I'm right there with you Ms. Shell, I mourn food that I shouldn't eat. I'm at the beginning of this journey, so I sincerely hope these new choices will become second nature. Keep fighting the good fight!!
I have been mourning food loss in a very strange way. I have had two dreams in my third month post op about a food that was very important to me in my childhood. It is hard to get in the region of the country where I live. In one dream, I had to travel all over town to find it, and once I found it and sunk my teeth into it, I realized it was made out of plastic and tasted terrible. I ate it anyway, complaining bitterly the whole time.
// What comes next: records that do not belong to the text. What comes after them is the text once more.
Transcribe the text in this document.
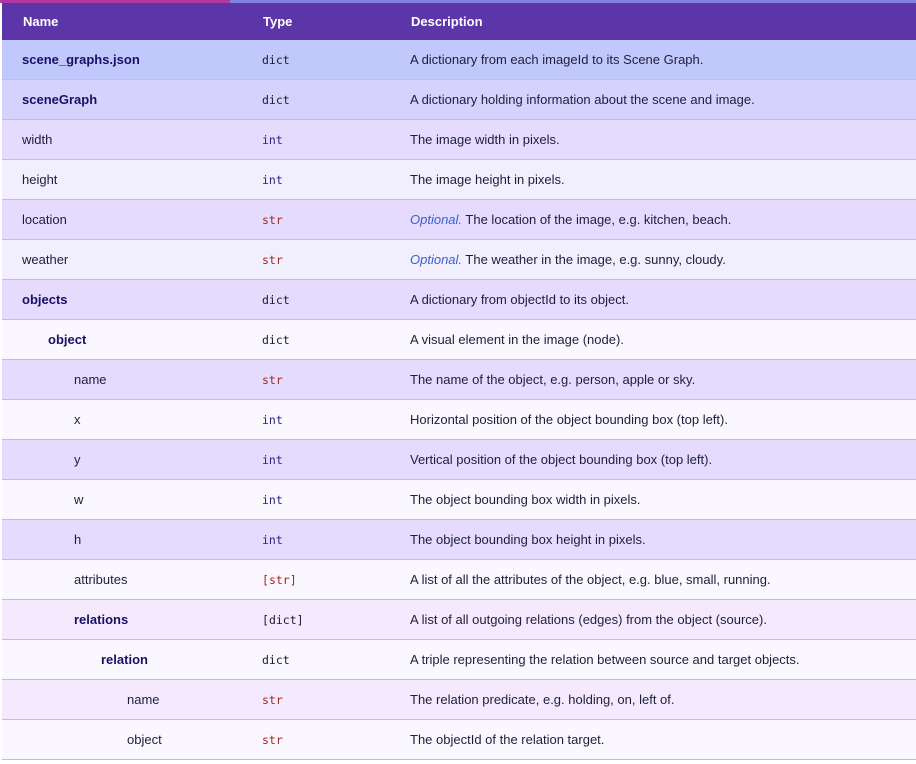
Name	Type	Description
scene_graphs.json	dict	A dictionary from each imageId to its Scene Graph.
sceneGraph	dict	A dictionary holding information about the scene and image.
width	int	The image width in pixels.
height	int	The image height in pixels.
location	str	Optional. The location of the image, e.g. kitchen, beach.
weather	str	Optional. The weather in the image, e.g. sunny, cloudy.
objects	dict	A dictionary from objectId to its object.
object	dict	A visual element in the image (node).
name	str	The name of the object, e.g. person, apple or sky.
x	int	Horizontal position of the object bounding box (top left).
y	int	Vertical position of the object bounding box (top left).
w	int	The object bounding box width in pixels.
h	int	The object bounding box height in pixels.
attributes	[str]	A list of all the attributes of the object, e.g. blue, small, running.
relations	[dict]	A list of all outgoing relations (edges) from the object (source).
relation	dict	A triple representing the relation between source and target objects.
name	str	The relation predicate, e.g. holding, on, left of.
object	str	The objectId of the relation target.
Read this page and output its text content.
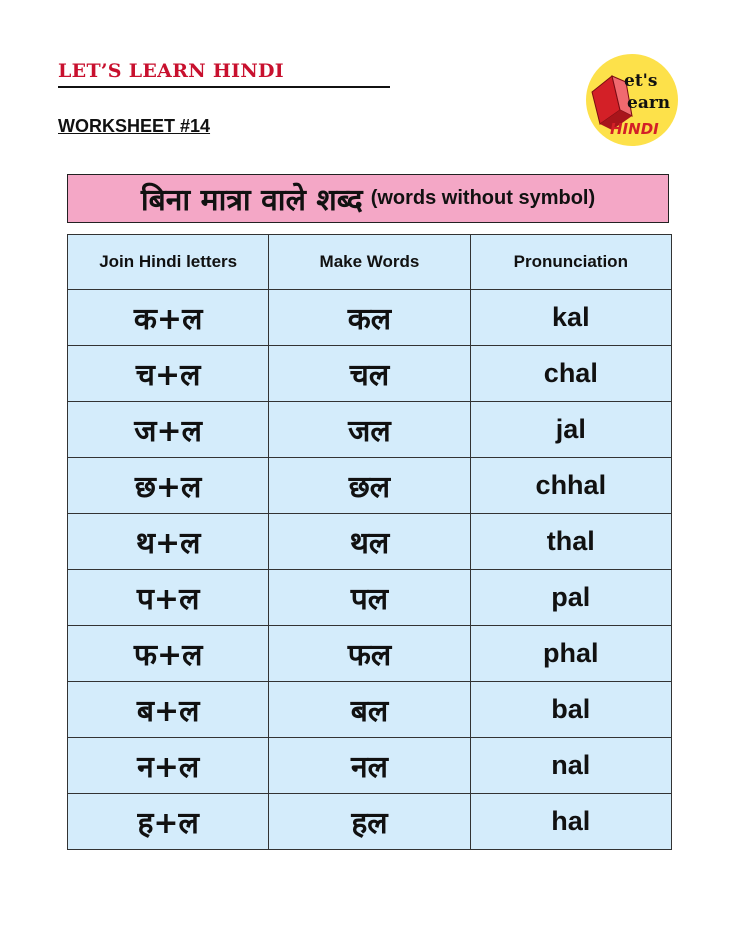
LET’S LEARN HINDI
WORKSHEET #14
et's
earn
HINDI
बिना मात्रा वाले शब्द (words without symbol)
Join Hindi letters	Make Words	Pronunciation
क+ल	कल	kal
च+ल	चल	chal
ज+ल	जल	jal
छ+ल	छल	chhal
थ+ल	थल	thal
प+ल	पल	pal
फ+ल	फल	phal
ब+ल	बल	bal
न+ल	नल	nal
ह+ल	हल	hal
2 weeks later I dreamed about the same food. This time it was readily available. I reached for it, bit into it, and discovered it was made from the wrong ingredients and tasted terrible and had the texture of a cross between a biscuit and a cellulose sponge. I was crushed and dismayed. And then I woke up.
People, I have never dreamed about food before in my life. I will be fifty in a couple months! I have used food to numb myself for decades. I had surgery and lost my anesthesia, along with 45 lbs. so far
My counselor says this is grief and I need to process the loss of my comfort substance. I am so not excited about that. But grief is patient. It just waits. It takes all the time it needs whether I am willing to give it or not.
So, guess I am going to be feeling some pain instead of anesthetizing it with food. DAMMIT!